Eine Reihe von Dienstleistungsbereichen werden
bereits durch bestehende sektorale EU-Liberalisierungsrichtlinien abgedeckt,
z.B. die Richtlinie „Fernsehen ohne Grenzen“ oder die Richtlinien zum
Energiebinnenmarkt, zu Telekommunikation, Postdiensten, E-Commerce und
Eisenbahn.

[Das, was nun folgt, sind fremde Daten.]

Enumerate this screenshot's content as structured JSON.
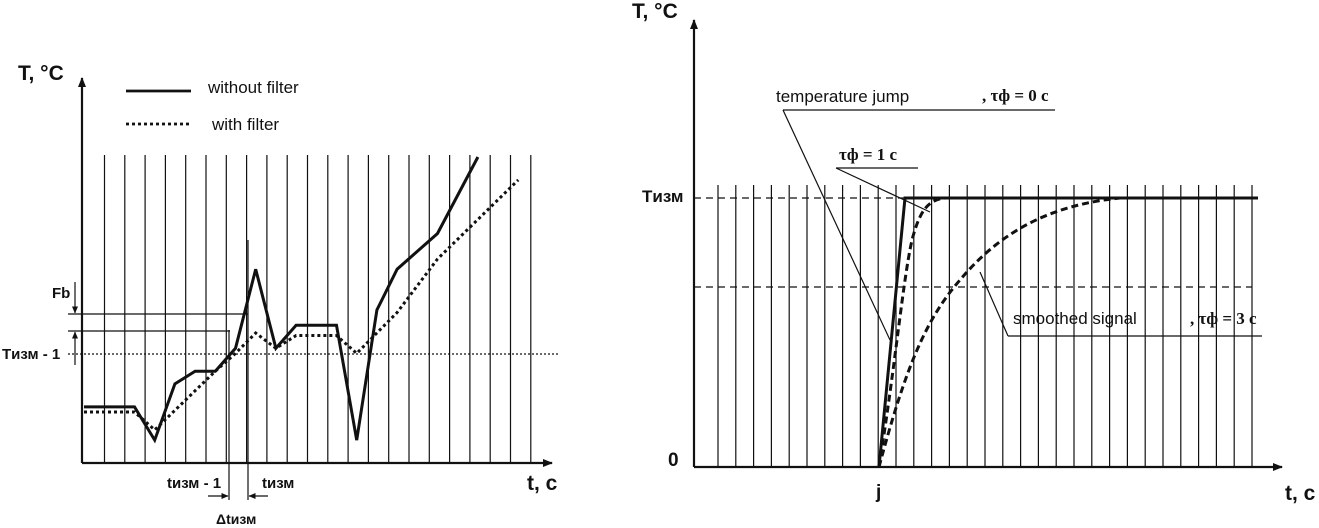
{
  "left_diagram": {
    "y_axis_label": "T, °C",
    "x_axis_label": "t, c",
    "legend": {
      "without_filter": "without filter",
      "with_filter": "with filter"
    },
    "labels": {
      "fb": "Fb",
      "t_izm_prev": "Tизм - 1",
      "t_prev": "tизм - 1",
      "t_cur": "tизм",
      "delta_t": "Δtизм"
    },
    "signal_without_filter": [
      [
        0,
        2.2
      ],
      [
        2.5,
        2.2
      ],
      [
        3.5,
        0.9
      ],
      [
        4.5,
        3.1
      ],
      [
        5.5,
        3.6
      ],
      [
        6.5,
        3.6
      ],
      [
        7.5,
        4.5
      ],
      [
        8.5,
        7.6
      ],
      [
        9.5,
        4.5
      ],
      [
        10.5,
        5.4
      ],
      [
        12.5,
        5.4
      ],
      [
        13.5,
        0.9
      ],
      [
        14.5,
        6.0
      ],
      [
        15.5,
        7.6
      ],
      [
        17.5,
        9.0
      ],
      [
        19.5,
        12.0
      ]
    ],
    "signal_with_filter": [
      [
        0,
        2.0
      ],
      [
        2.5,
        2.0
      ],
      [
        3.5,
        1.3
      ],
      [
        6.5,
        3.6
      ],
      [
        7.5,
        4.3
      ],
      [
        8.5,
        5.1
      ],
      [
        9.5,
        4.5
      ],
      [
        10.5,
        5.0
      ],
      [
        12.5,
        5.0
      ],
      [
        13.5,
        4.3
      ],
      [
        15.5,
        5.9
      ],
      [
        17.5,
        8.0
      ],
      [
        21.5,
        11.1
      ]
    ]
  },
  "right_diagram": {
    "y_axis_label": "T, °C",
    "x_axis_label": "t, c",
    "y_value_label": "Tизм",
    "origin_label": "0",
    "x_value_label": "j",
    "annotations": {
      "jump_text": "temperature jump",
      "jump_tau": ", τф = 0 c",
      "tau1": "τф = 1 c",
      "smooth_text": "smoothed signal",
      "smooth_tau": ", τф = 3 c"
    }
  },
  "colors": {
    "ink": "#111111",
    "background": "#ffffff"
  }
}
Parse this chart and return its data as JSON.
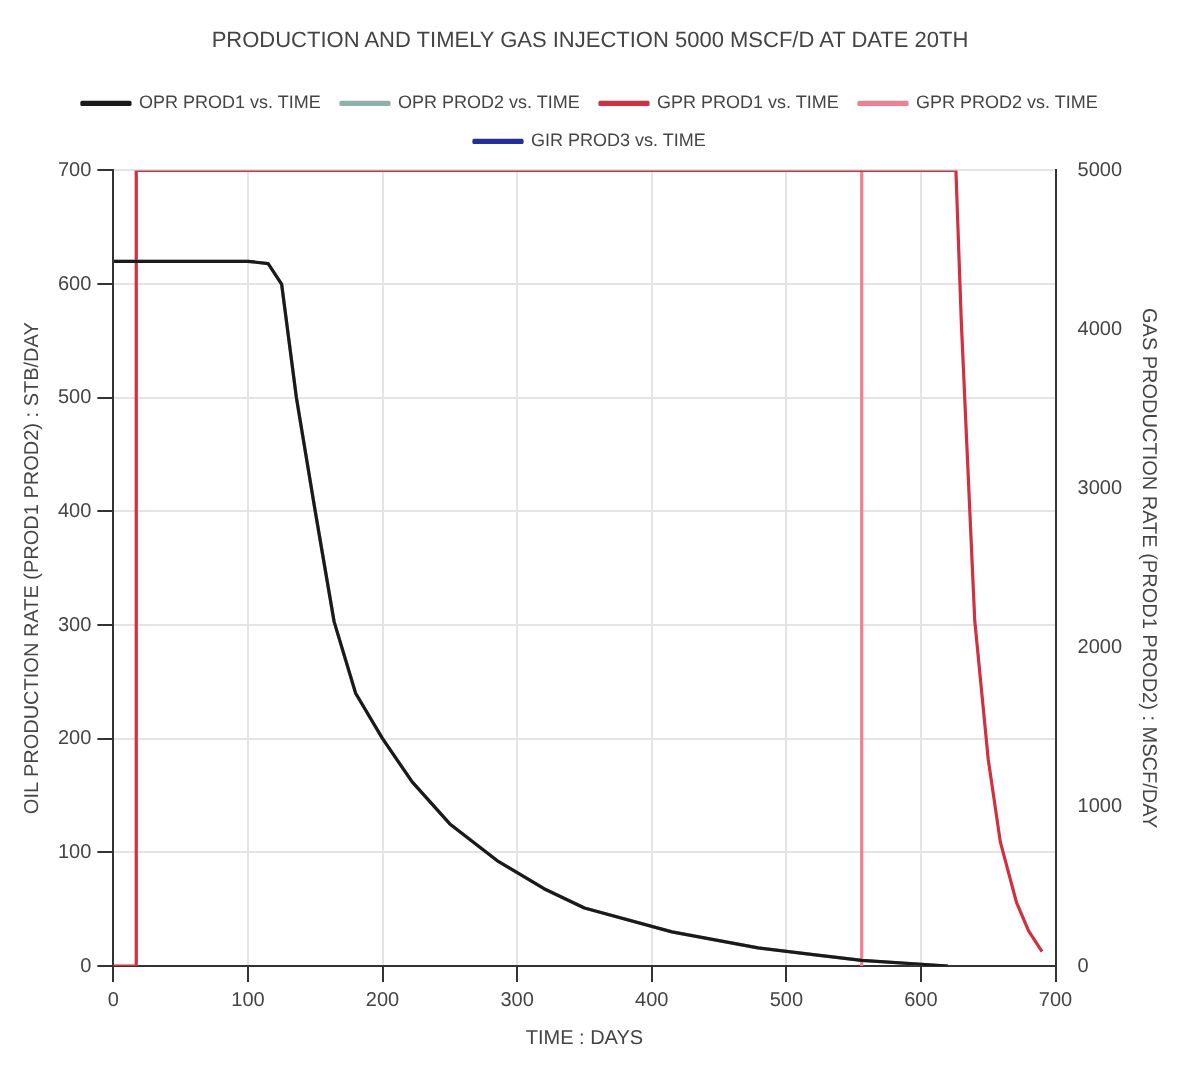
{
  "chart_data": {
    "type": "line",
    "title": "PRODUCTION AND TIMELY GAS INJECTION 5000 MSCF/D AT DATE 20TH",
    "xlabel": "TIME : DAYS",
    "ylabel": "OIL PRODUCTION RATE (PROD1 PROD2) : STB/DAY",
    "y2label": "GAS PRODUCTION RATE (PROD1 PROD2) : MSCF/DAY",
    "xlim": [
      0,
      700
    ],
    "xticks": [
      0,
      100,
      200,
      300,
      400,
      500,
      600,
      700
    ],
    "ylim": [
      0,
      700
    ],
    "yticks": [
      0,
      100,
      200,
      300,
      400,
      500,
      600,
      700
    ],
    "y2lim": [
      0,
      5000
    ],
    "y2ticks": [
      0,
      1000,
      2000,
      3000,
      4000,
      5000
    ],
    "grid": true,
    "legend": "top",
    "marker": "none",
    "line_style": "solid",
    "series": [
      {
        "name": "OPR PROD1 vs. TIME",
        "color": "#1a1a1a",
        "x": [
          0,
          100,
          115,
          125,
          136,
          150,
          164,
          180,
          200,
          222,
          250,
          286,
          320,
          350,
          415,
          479,
          520,
          556,
          620
        ],
        "values": [
          620,
          620,
          618,
          600,
          500,
          400,
          303,
          240,
          200,
          162,
          125,
          92,
          68,
          51,
          30,
          16,
          10,
          5,
          0
        ]
      },
      {
        "name": "OPR PROD2 vs. TIME",
        "color": "#8fb0a8",
        "x": [
          0,
          100,
          115,
          125,
          136,
          150,
          164,
          180,
          200,
          222,
          250,
          286,
          320,
          350,
          415,
          479,
          520,
          556,
          620
        ],
        "values": [
          620,
          620,
          618,
          600,
          500,
          400,
          303,
          240,
          200,
          162,
          125,
          92,
          68,
          51,
          30,
          16,
          10,
          5,
          0
        ]
      },
      {
        "name": "GPR PROD1 vs. TIME",
        "color": "#d03040",
        "axis": "y2",
        "x": [
          0,
          17,
          17,
          626,
          630,
          640,
          650,
          659,
          671,
          680,
          690
        ],
        "values": [
          0,
          0,
          5000,
          5000,
          4050,
          2170,
          1300,
          780,
          400,
          220,
          90
        ]
      },
      {
        "name": "GPR PROD2 vs. TIME",
        "color": "#f08090",
        "axis": "y2",
        "x": [
          556,
          556
        ],
        "values": [
          0,
          5000
        ]
      },
      {
        "name": "GIR PROD3 vs. TIME",
        "color": "#2030a0",
        "axis": "y2"
      }
    ]
  }
}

Hierzu stellt der Richtlinienentwurf fest: „Fällt eine
Dienstleistungstätigkeit bereits unter einen oder mehrere
Gemeinschaftsrechtsakte, so sind diese zusammen mit dieser Richtlinie
anwendbar; die Anforderungen ergänzen sich gegenseitig“. Noch deutlicher heißt
es in der Begründung, dass „die Richtlinie und diese anderen Rechtsakte
kumulativ angewandt“ werden, „d.h. die jeweiligen Anforderungen addieren sich“.

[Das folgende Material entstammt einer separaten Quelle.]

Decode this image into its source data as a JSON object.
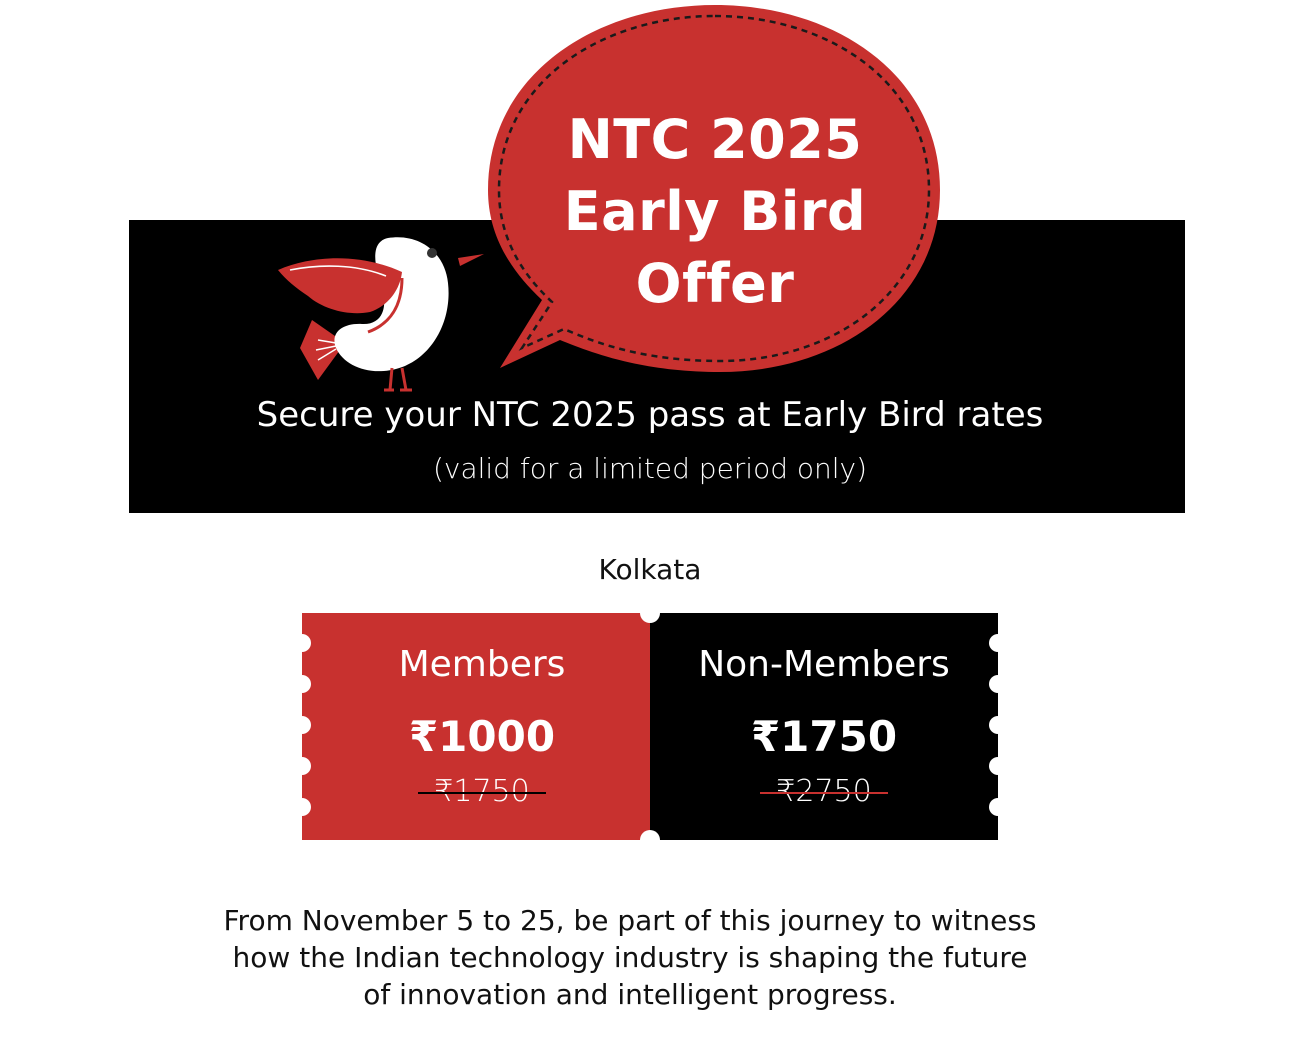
{
  "colors": {
    "accent": "#c8312f",
    "banner": "#000000",
    "text": "#111111",
    "light": "#ffffff"
  },
  "bubble": {
    "line1": "NTC 2025",
    "line2": "Early Bird",
    "line3": "Offer"
  },
  "banner": {
    "tagline": "Secure your NTC 2025 pass at Early Bird rates",
    "validity": "(valid for a limited period only)"
  },
  "mascot": {
    "icon": "bird-icon"
  },
  "city": "Kolkata",
  "tickets": [
    {
      "label": "Members",
      "price": "₹1000",
      "old_price": "₹1750"
    },
    {
      "label": "Non-Members",
      "price": "₹1750",
      "old_price": "₹2750"
    }
  ],
  "footer": {
    "line1": "From November 5 to 25, be part of this journey to witness",
    "line2": "how the Indian technology industry is shaping the future",
    "line3": "of innovation and intelligent progress."
  }
}
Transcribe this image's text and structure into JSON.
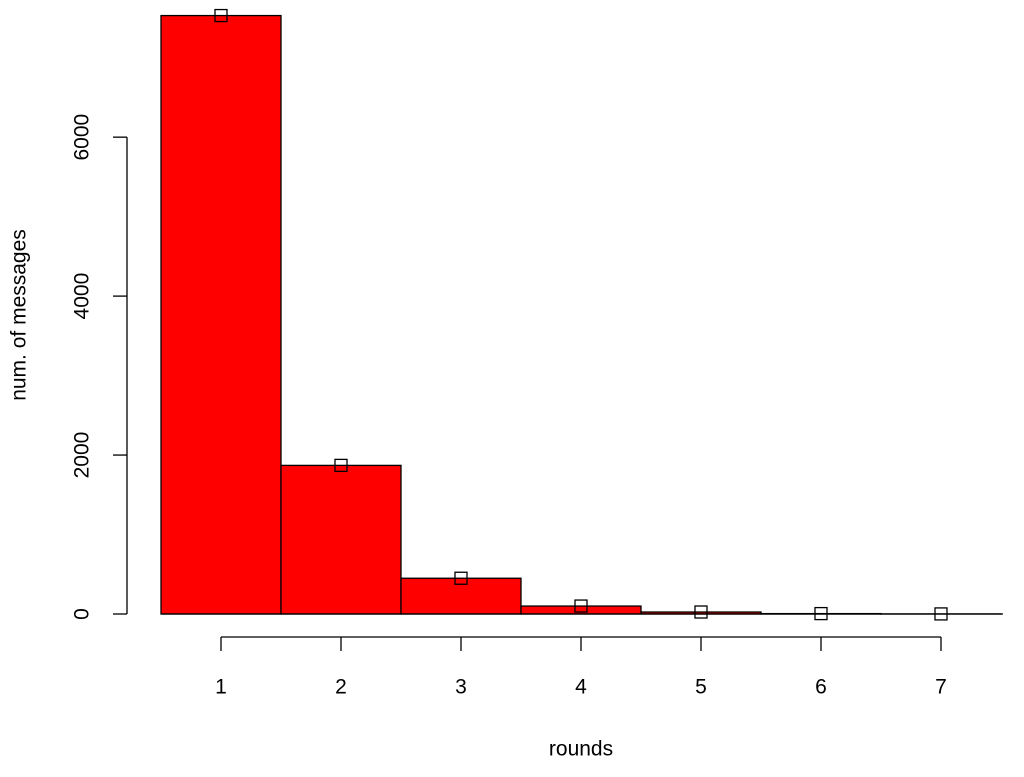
{
  "chart_data": {
    "type": "bar",
    "x_label": "rounds",
    "y_label": "num. of messages",
    "x": [
      1,
      2,
      3,
      4,
      5,
      6,
      7
    ],
    "values": [
      7530,
      1870,
      450,
      100,
      25,
      5,
      1
    ],
    "color": "#ff0000",
    "xlim": [
      0.5,
      7.5
    ],
    "xticks": [
      1,
      2,
      3,
      4,
      5,
      6,
      7
    ],
    "ylim": [
      0,
      7600
    ],
    "yticks": [
      0,
      2000,
      4000,
      6000
    ],
    "markers": true,
    "grid": false
  }
}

Sie würde damit auch jenen Bereichen Verschärfungen erzwingen, die bereits dem
Binnenmarktprogramm unterworfen sind. Dies ist so nicht hinnehmbar.

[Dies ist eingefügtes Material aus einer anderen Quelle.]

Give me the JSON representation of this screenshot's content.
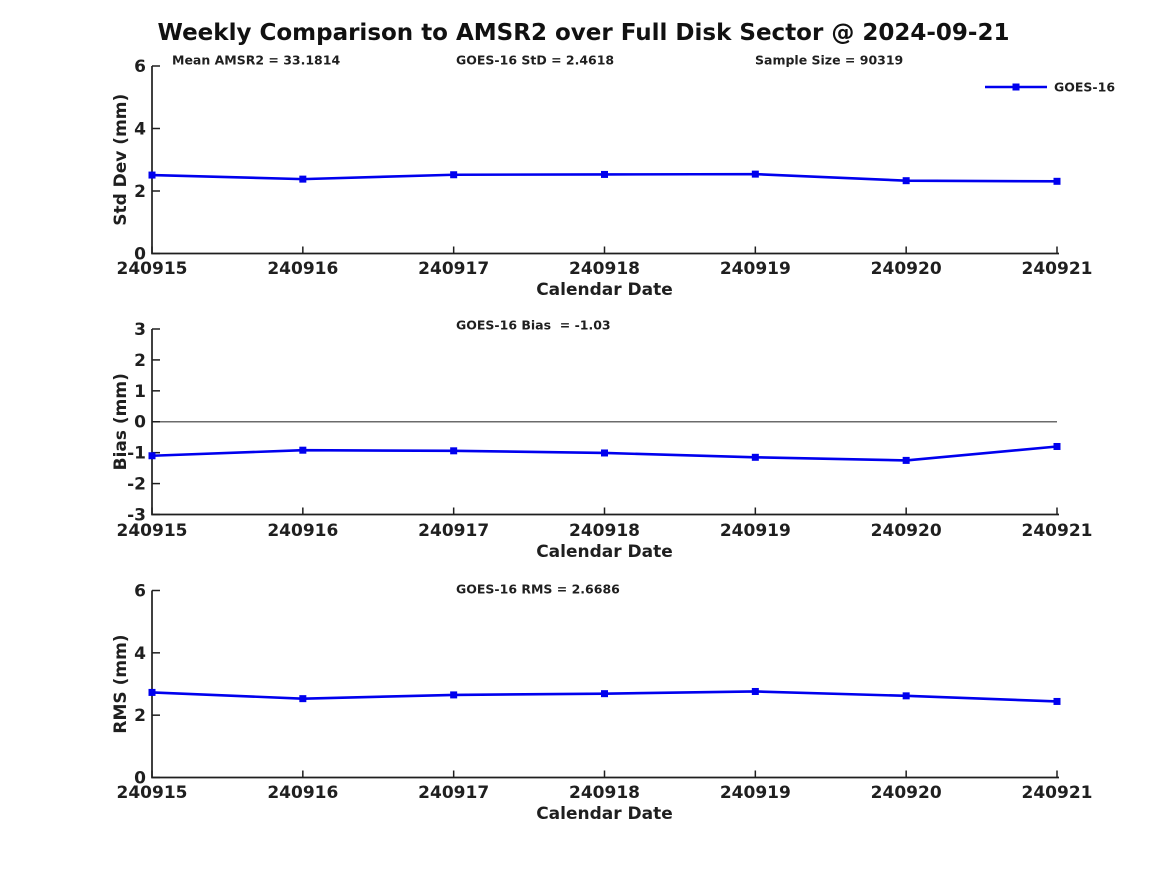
{
  "title": "Weekly Comparison to AMSR2 over Full Disk Sector @ 2024-09-21",
  "legend": {
    "label": "GOES-16"
  },
  "x_label": "Calendar Date",
  "x_categories": [
    "240915",
    "240916",
    "240917",
    "240918",
    "240919",
    "240920",
    "240921"
  ],
  "colors": {
    "line": "#0000EE",
    "axis": "#1f1f1f",
    "text": "#1f1f1f",
    "zero_line": "#6b6b6b"
  },
  "chart_data": [
    {
      "id": "stddev",
      "type": "line",
      "ylabel": "Std Dev (mm)",
      "xlabel": "Calendar Date",
      "ylim": [
        0,
        6
      ],
      "yticks": [
        0,
        2,
        4,
        6
      ],
      "grid": false,
      "zero_line": false,
      "legend_position": "upper-right",
      "annotations": [
        "Mean AMSR2 = 33.1814",
        "GOES-16 StD = 2.4618",
        "Sample Size = 90319"
      ],
      "categories": [
        "240915",
        "240916",
        "240917",
        "240918",
        "240919",
        "240920",
        "240921"
      ],
      "series": [
        {
          "name": "GOES-16",
          "values": [
            2.51,
            2.38,
            2.52,
            2.53,
            2.54,
            2.33,
            2.31
          ]
        }
      ]
    },
    {
      "id": "bias",
      "type": "line",
      "ylabel": "Bias (mm)",
      "xlabel": "Calendar Date",
      "ylim": [
        -3,
        3
      ],
      "yticks": [
        -3,
        -2,
        -1,
        0,
        1,
        2,
        3
      ],
      "grid": false,
      "zero_line": true,
      "annotations": [
        "GOES-16 Bias  = -1.03"
      ],
      "categories": [
        "240915",
        "240916",
        "240917",
        "240918",
        "240919",
        "240920",
        "240921"
      ],
      "series": [
        {
          "name": "GOES-16",
          "values": [
            -1.1,
            -0.92,
            -0.94,
            -1.01,
            -1.15,
            -1.25,
            -0.8
          ]
        }
      ]
    },
    {
      "id": "rms",
      "type": "line",
      "ylabel": "RMS (mm)",
      "xlabel": "Calendar Date",
      "ylim": [
        0,
        6
      ],
      "yticks": [
        0,
        2,
        4,
        6
      ],
      "grid": false,
      "zero_line": false,
      "annotations": [
        "GOES-16 RMS = 2.6686"
      ],
      "categories": [
        "240915",
        "240916",
        "240917",
        "240918",
        "240919",
        "240920",
        "240921"
      ],
      "series": [
        {
          "name": "GOES-16",
          "values": [
            2.73,
            2.53,
            2.65,
            2.69,
            2.76,
            2.62,
            2.44
          ]
        }
      ]
    }
  ]
}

Der Richtlinienentwurf steht in deutlichem
Widerspruch zu parallel laufenden EU-Gesetzgebungsvorhaben und Diskussionen und
zu bereits geltenden sektoralen EU-Richtlinien. Die Stimmigkeit und Kohärenz
des EU-Rechts würde bei seiner Annahme schwer beschädigt.
Die Kommission hat mit ihrem Grünbuch und
ihrem Weißbuch zur Daseinsvorsorge (Dienste im allgemeinen Interesse)
eine Debatte um Definition, präzise Abgrenzung ihrer Aufgaben und Finanzierungsregelungen
der öffentlichen Daseinsvorsorge und ihre Stellung im Rahmen des
EU-Wettbewerbsrechts eingeleitet. Die EU-Verfassung hat die Option eröffnet,
diese Fragen durch eine EU-Rahmenrichtlinie zu regeln. Die Aufgaben der
öffentlichen Daseinsvorsorge und der sozialen Sicherungssysteme unterscheiden
sich wesentlich von Dienstleistungen wie Autovermietung oder Fremdenverkehr. Es
ist daher völlig inakzeptabel, dass Leistungen der Daseinsvorsorge (z.B.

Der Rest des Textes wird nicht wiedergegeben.